Fedora Linux 37 entered end-of-life (EOL) status on None. Fedora Linux 37 is no longer maintained, which means that it will not receive any further security or bug fix updates. As a result we are closing this bug. If you can reproduce this bug against a currently maintained version of Fedora Linux please feel free to reopen this bug against that version. Note that the version field may be hidden. Click the "Show advanced fields" button if you do not see the version field. If you are unable to reopen this bug, please file a new report against an active release. Thank you for reporting this bug and we are sorry it could not be fixed.
I would like this bug fixed properly. dnssec-validation no; should be enough, if DNSSEC is responsible for the breakage. The problem is still present, right?

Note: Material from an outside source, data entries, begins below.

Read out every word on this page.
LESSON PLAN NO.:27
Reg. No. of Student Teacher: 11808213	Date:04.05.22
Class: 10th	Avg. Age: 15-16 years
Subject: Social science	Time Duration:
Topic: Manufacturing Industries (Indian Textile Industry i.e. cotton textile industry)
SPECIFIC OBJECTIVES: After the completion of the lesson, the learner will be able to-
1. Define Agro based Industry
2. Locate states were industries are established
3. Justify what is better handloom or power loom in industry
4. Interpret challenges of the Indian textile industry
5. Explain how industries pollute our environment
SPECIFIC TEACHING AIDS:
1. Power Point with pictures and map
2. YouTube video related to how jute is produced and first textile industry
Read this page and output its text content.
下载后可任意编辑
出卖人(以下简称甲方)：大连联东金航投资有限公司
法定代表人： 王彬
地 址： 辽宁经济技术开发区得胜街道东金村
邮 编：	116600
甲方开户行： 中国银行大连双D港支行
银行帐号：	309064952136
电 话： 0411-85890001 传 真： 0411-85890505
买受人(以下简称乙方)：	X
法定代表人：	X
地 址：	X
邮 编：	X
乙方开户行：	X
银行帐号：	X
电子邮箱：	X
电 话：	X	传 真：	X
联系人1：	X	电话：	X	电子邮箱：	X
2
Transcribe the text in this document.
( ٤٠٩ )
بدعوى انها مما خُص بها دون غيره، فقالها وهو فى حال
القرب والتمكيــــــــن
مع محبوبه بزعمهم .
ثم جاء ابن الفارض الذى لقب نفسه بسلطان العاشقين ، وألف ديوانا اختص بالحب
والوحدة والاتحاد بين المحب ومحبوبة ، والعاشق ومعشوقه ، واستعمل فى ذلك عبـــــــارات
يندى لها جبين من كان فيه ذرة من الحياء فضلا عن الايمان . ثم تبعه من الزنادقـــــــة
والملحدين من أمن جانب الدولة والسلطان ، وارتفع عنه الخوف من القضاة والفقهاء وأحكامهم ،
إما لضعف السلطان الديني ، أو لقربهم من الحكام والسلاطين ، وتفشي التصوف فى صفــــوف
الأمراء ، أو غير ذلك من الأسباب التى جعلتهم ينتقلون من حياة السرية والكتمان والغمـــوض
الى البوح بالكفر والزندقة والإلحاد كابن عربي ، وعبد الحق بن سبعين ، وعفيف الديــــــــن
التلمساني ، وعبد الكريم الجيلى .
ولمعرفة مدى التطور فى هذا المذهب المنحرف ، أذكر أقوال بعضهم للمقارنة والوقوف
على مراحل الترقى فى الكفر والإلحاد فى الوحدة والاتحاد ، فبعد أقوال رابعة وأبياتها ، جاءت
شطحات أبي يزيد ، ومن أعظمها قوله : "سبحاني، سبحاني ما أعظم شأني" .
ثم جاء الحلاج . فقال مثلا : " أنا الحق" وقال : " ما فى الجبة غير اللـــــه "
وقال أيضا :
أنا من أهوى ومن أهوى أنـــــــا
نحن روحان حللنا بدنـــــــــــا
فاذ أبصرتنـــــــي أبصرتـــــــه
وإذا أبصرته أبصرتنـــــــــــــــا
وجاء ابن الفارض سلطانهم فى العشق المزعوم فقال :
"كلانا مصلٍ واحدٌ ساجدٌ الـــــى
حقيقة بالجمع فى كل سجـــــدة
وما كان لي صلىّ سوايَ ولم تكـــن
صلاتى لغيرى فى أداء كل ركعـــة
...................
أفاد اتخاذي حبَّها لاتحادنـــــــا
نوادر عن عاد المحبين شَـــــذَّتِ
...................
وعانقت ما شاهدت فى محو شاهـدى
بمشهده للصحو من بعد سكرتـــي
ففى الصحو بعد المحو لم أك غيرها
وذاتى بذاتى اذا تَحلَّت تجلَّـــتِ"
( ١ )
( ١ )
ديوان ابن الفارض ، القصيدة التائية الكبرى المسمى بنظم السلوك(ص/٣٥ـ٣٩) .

sorry, I didn't get to re-testing yet (and a catastrophic browser incident lost all my tabs, which I use as my todo list, so I forgot I was supposed to be doing it. :>) I would *guess* it is. I'll try and confirm soon.
Fedora Linux 37 entered end-of-life (EOL) status on 2023-12-05. Fedora Linux 37 is no longer maintained, which means that it will not receive any further security or bug fix updates. As a result we are closing this bug. If you can reproduce this bug against a currently maintained version of Fedora Linux please feel free to reopen this bug against that version. Note that the version field may be hidden. Click the "Show advanced fields" button if you do not see the version field. If you are unable to reopen this bug, please file a new report against an active release. Thank you for reporting this bug and we are sorry it could not be fixed.